Any time you go out intentionally seeking interesting photographs, you need some luck. This past July I was on our boat for nearly two weeks and took fewer than ten photographs that I thought had real merit. Then in August, while anchored in Sandy Bay, Rockport, MA, I accidentally woke up at 5:30 and noticed a crimson dawn breaking. I hustled into some clothes, grabbed my gear and headed off in the dinghy. The sunrise was superb and I got half a dozen keepers in just a few minutes.
After the sunrise I headed towards Rockport harbor so see if there were any interesting early morning shots there. On the way over I changed my mind and decided to go out to Straitsmouth Island and see if the the lighthouse there would yield any good photos. I got a few decent shots from the dinghy but nothing spectacular. While heading back to the boat, I noticed a mooring ball on the north side of the island. The island has no anchorage—the shore is all boulders and rough surf—getting ashore wasn't in my plans. But, a mooring ball would only have one purpose—provide a place to anchor a boat while someone went ashore. I looked around to see if there was a usable landing, and there was. It was only a rope hanging down into a small opening in the rocks with a ledge you could scramble onto, but it was enough to tie my small inflatable dinghy to. I was able to get onto the island without soaking anything more important than my shoes.

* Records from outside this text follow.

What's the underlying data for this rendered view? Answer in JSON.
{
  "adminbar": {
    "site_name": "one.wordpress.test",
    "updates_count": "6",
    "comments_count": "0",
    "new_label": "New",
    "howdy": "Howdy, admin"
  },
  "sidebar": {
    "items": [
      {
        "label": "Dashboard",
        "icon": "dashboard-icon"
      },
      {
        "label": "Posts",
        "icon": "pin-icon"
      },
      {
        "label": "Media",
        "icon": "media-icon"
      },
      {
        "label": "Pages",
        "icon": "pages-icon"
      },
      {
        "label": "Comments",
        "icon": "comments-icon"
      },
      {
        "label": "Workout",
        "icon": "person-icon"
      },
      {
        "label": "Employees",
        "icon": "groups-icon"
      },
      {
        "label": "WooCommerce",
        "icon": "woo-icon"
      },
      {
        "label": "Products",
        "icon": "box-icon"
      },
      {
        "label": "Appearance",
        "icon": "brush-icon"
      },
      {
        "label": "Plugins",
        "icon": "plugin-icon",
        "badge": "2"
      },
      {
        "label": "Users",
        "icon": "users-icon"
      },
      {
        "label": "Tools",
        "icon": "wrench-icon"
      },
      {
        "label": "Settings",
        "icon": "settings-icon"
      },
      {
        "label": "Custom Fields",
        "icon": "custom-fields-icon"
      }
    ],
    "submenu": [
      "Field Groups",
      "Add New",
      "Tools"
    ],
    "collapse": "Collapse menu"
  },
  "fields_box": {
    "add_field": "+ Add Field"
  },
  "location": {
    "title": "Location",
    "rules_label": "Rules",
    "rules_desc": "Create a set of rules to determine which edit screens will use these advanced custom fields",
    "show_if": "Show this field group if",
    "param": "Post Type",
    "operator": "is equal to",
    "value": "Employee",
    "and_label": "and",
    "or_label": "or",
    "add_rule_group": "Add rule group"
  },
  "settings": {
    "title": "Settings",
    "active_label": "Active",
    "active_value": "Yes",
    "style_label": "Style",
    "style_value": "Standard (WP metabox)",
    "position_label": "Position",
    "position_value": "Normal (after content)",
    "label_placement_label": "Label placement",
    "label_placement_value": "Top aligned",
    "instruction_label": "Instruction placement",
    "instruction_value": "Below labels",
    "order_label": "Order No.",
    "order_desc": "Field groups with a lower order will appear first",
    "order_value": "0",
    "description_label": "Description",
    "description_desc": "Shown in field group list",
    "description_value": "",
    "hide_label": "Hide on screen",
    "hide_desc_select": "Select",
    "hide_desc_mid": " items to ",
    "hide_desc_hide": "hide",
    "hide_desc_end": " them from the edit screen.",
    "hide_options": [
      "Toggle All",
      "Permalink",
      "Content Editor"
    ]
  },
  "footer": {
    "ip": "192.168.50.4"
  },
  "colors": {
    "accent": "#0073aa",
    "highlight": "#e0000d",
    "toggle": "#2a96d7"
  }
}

Once ashore, the lighthouse, the keeper's house and a kerosene storage building all provided interesting subjects and the early morning light was still sublime. I was able to get at least another half-dozen keepers and couple of truly outstanding shots.
Considering that I took fewer than a hundred shots in all and was back aboard our cruising boat in less than two hours, the number of keepers was impressive. Sometimes you just need to get lucky.